奏葉を殺した時はなんとも思わなかった。でも、友人は別だ。
友人という世界の登場人物を自ら殺した自分が急に許せなくなった。
「……てめぇはどうして掻太を殺したんだ?」
「……ヘ?」
いきなりの質問にボクは驚く。
「何か理由があるんだろ? 何故殺した?」
「……人飼を、殺させたくなかった……カラ?」
「そうか。先に攻撃してきたのは?」
「……掻太デス」
「ん、そうか」
狭史さんはタバコの火を指で揉み消すと、吸い殻を携帯灰皿に捨てた。
「正当防衛って、お前知ってるか?」
狭史さんは唐突に言った。
「……聞いたことはありますケド」
「急迫不正の侵害に対して、自己または他人の権利を防衛するためやむを得ずする加害行為のことだ。刑法上は処罰されず、民法上も不法行為としての賠償責任を負わなくていい。……うまくいけばな」
「うまくいかなかったラ?」
「過剰防衛だな」
「…………」
ボクは黙った。
「ま、状況が状況だし、掻太の殺人罪もあるしな。とりあえずてめぇの面倒は俺が見てやるよ。本当にうまくいったら、正当防衛として刑罰は免れられるかもしれないし」
「『刑罰は免れられる』だっテ?」
ボクはうつむいたまま言う。
「そんなコトはどうでもイイ」
ボクは拳を挙げて、
「ボクは裁かれたいんダッ!」
挙げた拳を振り下ろした。ベッドも拳も激しく軋むが、そんなことは構わない。構わない。

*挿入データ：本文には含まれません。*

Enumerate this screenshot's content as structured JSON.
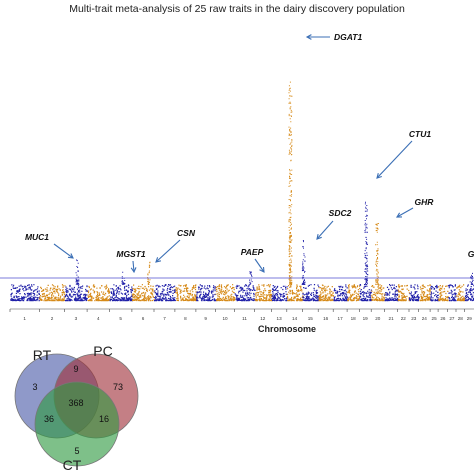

「ボクは裁かれたいんダッ ボクは責められたいんダッ! ボクは傷つけられたいんダッ! ボクは殺されたいんダッ! ボクは消されたいんダッ! ボクは自分の存在を悔いているんダッ!」
何度も何度も叩きつける。
今まで守ってきたボクの世界だが、それが今の状態ではもうボクが守る価値さえもなかった。こんな世界、無い方がマシだった。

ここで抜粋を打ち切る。